Weak adhesion detection – Enhancing the analysis of vibroacoustic modulation by machine learning.

• Robust and reproducible artificial weak-bond creation in single-lap shear specimens. • Combination of vibroacoustic modulation analysis with machine learning to identify weak-bonds. • Improved classification of weak-bonds using a neural network resulted in 97% accuracy and prediction of shear strength by the neural network results is in general possible. • Neural network decisions are based on modulations traditionally not evaluated in previous approaches. Adhesive bonding is a well-established technique for composite materials.
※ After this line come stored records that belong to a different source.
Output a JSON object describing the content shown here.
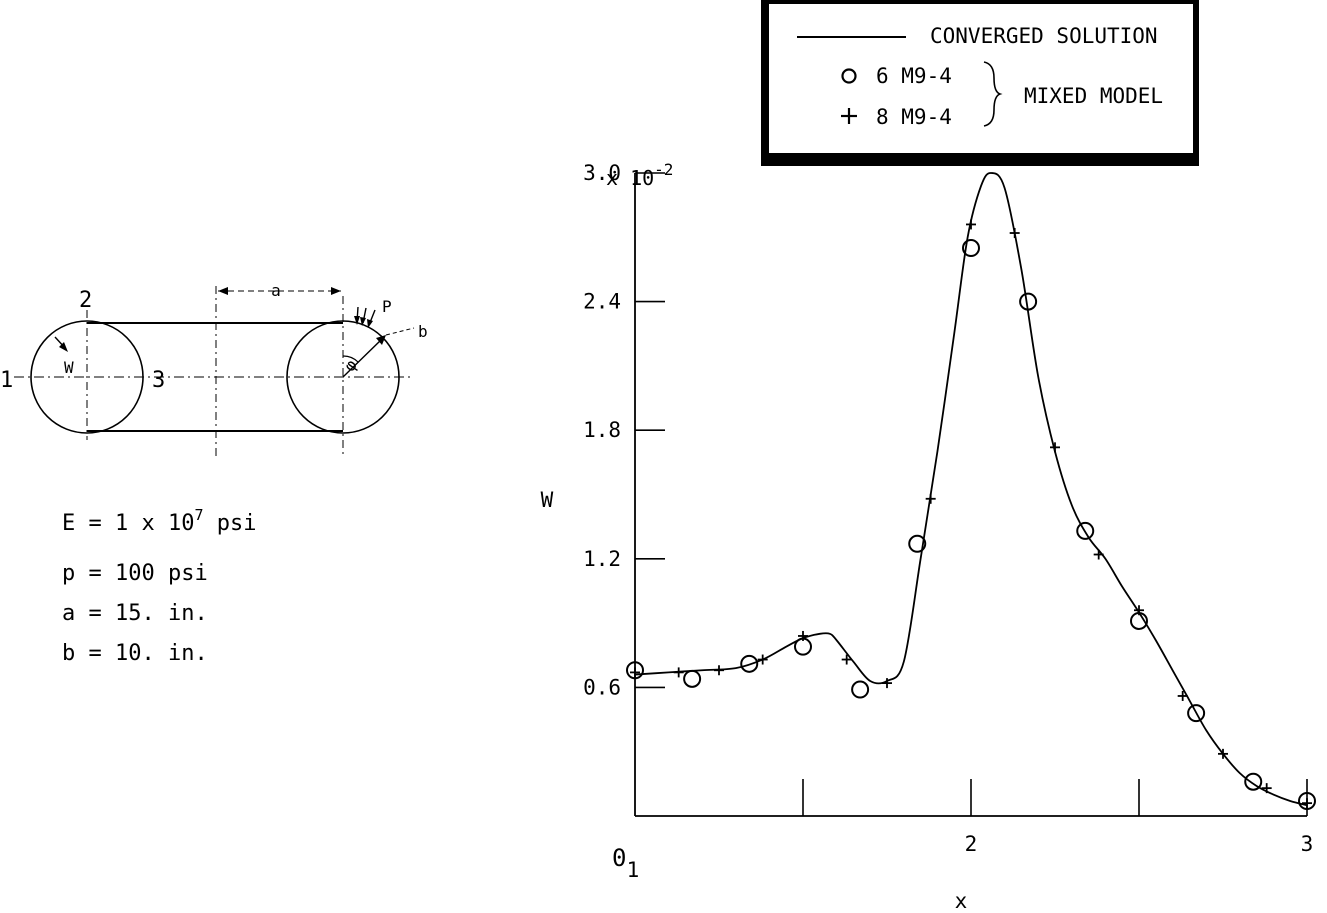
{
  "diagram": {
    "section_labels": {
      "p1": "1",
      "p2": "2",
      "p3": "3",
      "w": "W",
      "a": "a",
      "b": "b",
      "p": "P",
      "phi": "φ"
    },
    "properties": [
      {
        "lhs": "E",
        "value": "1 x 10",
        "sup": "7",
        "unit": " psi"
      },
      {
        "lhs": "p",
        "value": "100 psi",
        "sup": "",
        "unit": ""
      },
      {
        "lhs": "a",
        "value": "15. in.",
        "sup": "",
        "unit": ""
      },
      {
        "lhs": "b",
        "value": "10. in.",
        "sup": "",
        "unit": ""
      }
    ]
  },
  "legend": {
    "line_label": "CONVERGED SOLUTION",
    "circle_label": "6  M9-4",
    "plus_label": "8  M9-4",
    "group_label": "MIXED MODEL"
  },
  "chart_data": {
    "type": "line",
    "xlabel": "x",
    "ylabel": "W",
    "y_multiplier": "x 10",
    "y_multiplier_exp": "-2",
    "xlim": [
      1,
      3
    ],
    "ylim": [
      0,
      3.0
    ],
    "x_ticks": [
      1,
      1.5,
      2,
      2.5,
      3
    ],
    "x_tick_labels": [
      {
        "x": 1,
        "label": "1"
      },
      {
        "x": 2,
        "label": "2"
      },
      {
        "x": 3,
        "label": "3"
      }
    ],
    "y_ticks": [
      0.6,
      1.2,
      1.8,
      2.4,
      3.0
    ],
    "y_tick_labels": [
      "0.6",
      "1.2",
      "1.8",
      "2.4",
      "3.0"
    ],
    "origin_label": "0",
    "series": [
      {
        "name": "CONVERGED SOLUTION",
        "marker": "line",
        "x": [
          1.0,
          1.1,
          1.2,
          1.3,
          1.38,
          1.45,
          1.5,
          1.55,
          1.58,
          1.6,
          1.65,
          1.7,
          1.75,
          1.8,
          1.85,
          1.9,
          1.95,
          1.99,
          2.03,
          2.06,
          2.1,
          2.15,
          2.2,
          2.25,
          2.3,
          2.35,
          2.4,
          2.45,
          2.5,
          2.55,
          2.6,
          2.65,
          2.7,
          2.75,
          2.8,
          2.85,
          2.9,
          2.95,
          3.0
        ],
        "y": [
          0.66,
          0.67,
          0.68,
          0.69,
          0.73,
          0.79,
          0.83,
          0.85,
          0.85,
          0.82,
          0.72,
          0.63,
          0.63,
          0.72,
          1.2,
          1.7,
          2.25,
          2.7,
          2.94,
          3.0,
          2.93,
          2.55,
          2.05,
          1.7,
          1.45,
          1.3,
          1.2,
          1.07,
          0.95,
          0.82,
          0.68,
          0.54,
          0.4,
          0.29,
          0.2,
          0.14,
          0.1,
          0.07,
          0.05
        ]
      },
      {
        "name": "6  M9-4",
        "marker": "circle",
        "x": [
          1.0,
          1.17,
          1.34,
          1.5,
          1.67,
          1.84,
          2.0,
          2.17,
          2.34,
          2.5,
          2.67,
          2.84,
          3.0
        ],
        "y": [
          0.68,
          0.64,
          0.71,
          0.79,
          0.59,
          1.27,
          2.65,
          2.4,
          1.33,
          0.91,
          0.48,
          0.16,
          0.07
        ]
      },
      {
        "name": "8  M9-4",
        "marker": "plus",
        "x": [
          1.0,
          1.13,
          1.25,
          1.38,
          1.5,
          1.63,
          1.75,
          1.88,
          2.0,
          2.13,
          2.25,
          2.38,
          2.5,
          2.63,
          2.75,
          2.88,
          3.0
        ],
        "y": [
          0.67,
          0.67,
          0.68,
          0.73,
          0.84,
          0.73,
          0.62,
          1.48,
          2.76,
          2.72,
          1.72,
          1.22,
          0.96,
          0.56,
          0.29,
          0.13,
          0.06
        ]
      }
    ]
  }
}
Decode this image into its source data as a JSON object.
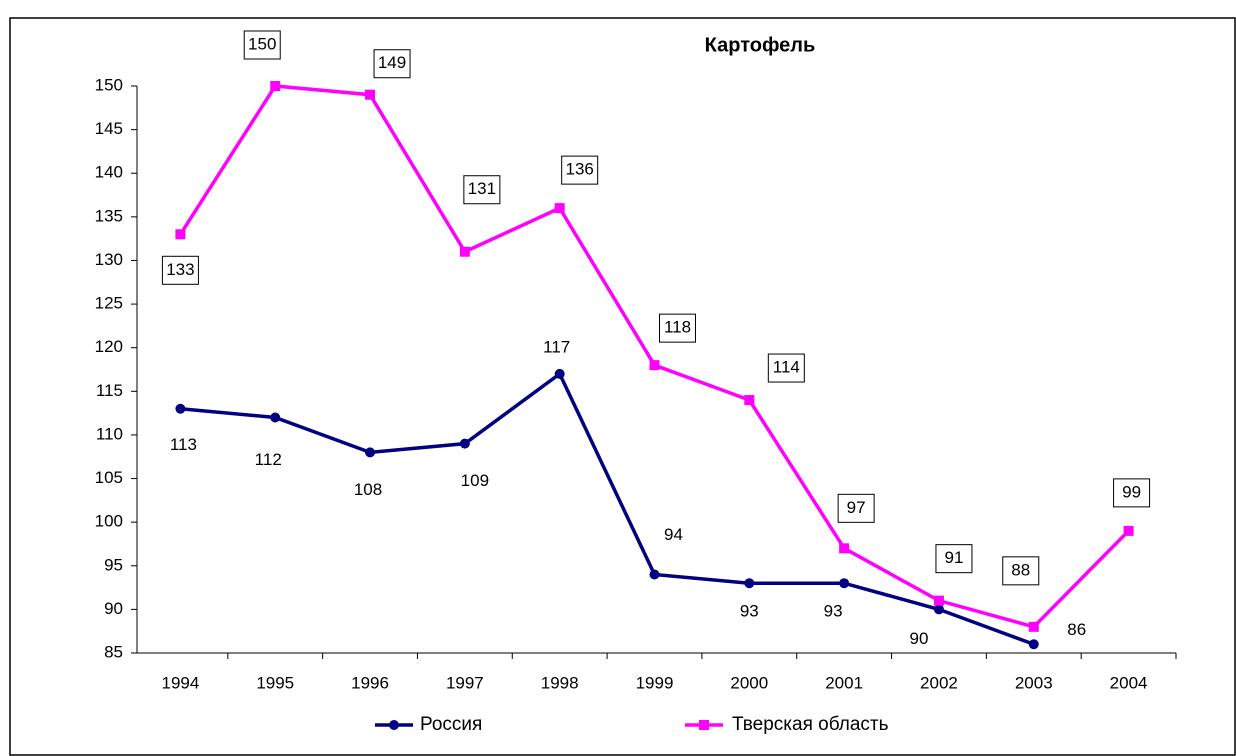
{
  "chart_data": {
    "type": "line",
    "title": "Картофель",
    "categories": [
      "1994",
      "1995",
      "1996",
      "1997",
      "1998",
      "1999",
      "2000",
      "2001",
      "2002",
      "2003",
      "2004"
    ],
    "series": [
      {
        "name": "Россия",
        "color": "#000080",
        "values": [
          113,
          112,
          108,
          109,
          117,
          94,
          93,
          93,
          90,
          86,
          null
        ]
      },
      {
        "name": "Тверская область",
        "color": "#ff00ff",
        "values": [
          133,
          150,
          149,
          131,
          136,
          118,
          114,
          97,
          91,
          88,
          99
        ]
      }
    ],
    "ylim": [
      85,
      150
    ],
    "yticks": [
      85,
      90,
      95,
      100,
      105,
      110,
      115,
      120,
      125,
      130,
      135,
      140,
      145,
      150
    ],
    "grid": false,
    "legend": "bottom"
  }
}
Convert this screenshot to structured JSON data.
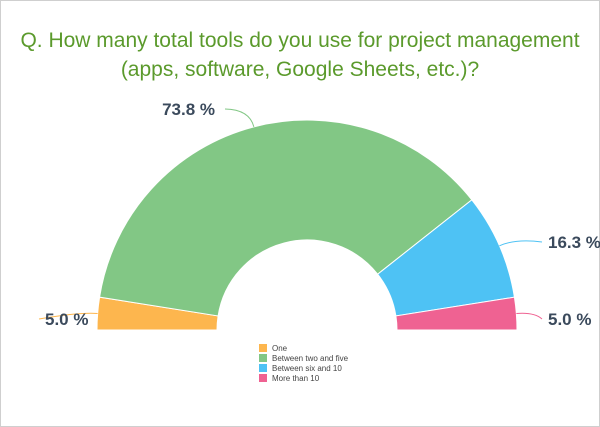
{
  "chart_data": {
    "type": "pie",
    "variant": "semi-donut",
    "title": "Q. How many total tools do you use for project management (apps, software, Google Sheets, etc.)?",
    "title_lines": [
      "Q. How many total tools do you use for project management",
      "(apps, software, Google Sheets, etc.)?"
    ],
    "categories": [
      "One",
      "Between two and five",
      "Between six and 10",
      "More than 10"
    ],
    "values": [
      5.0,
      73.8,
      16.3,
      5.0
    ],
    "data_labels": [
      "5.0 %",
      "73.8 %",
      "16.3 %",
      "5.0 %"
    ],
    "colors": [
      "#FDB64E",
      "#82C785",
      "#4EC2F4",
      "#EF6292"
    ],
    "legend_placement": "bottom"
  }
}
Despite advanced surface treatments and preparations, surface contamination and application errors still occur, resulting in localised areas with a reduced adhesion. The dramatic reduction of the bond strength limits the applicability of adhesive bonds and hampers further industrial adaptation. This study aims to detect weak-bonds due to manufacturing errors or contamination by analysing and interpreting the vibroacoustic modulation signals with the aid of machine learning. An ultrasonic signal is introduced into the specimen by a piezoceramic actuator and modulated through a low frequency vibration excited by a servo-hydraulic testing system. Tested samples are single-lap shear specimens, according to ASTM D5868-01, with artificial circular debonding areas introduced as PTFE-films or a release agent contamination. It is shown that an artificial neural network can identify various defects in the bonded joint robustly and is able to predict residual strengths and hence demonstrates great potential for non-destructive testing of adhesive joints. [ABSTRACT FROM AUTHOR]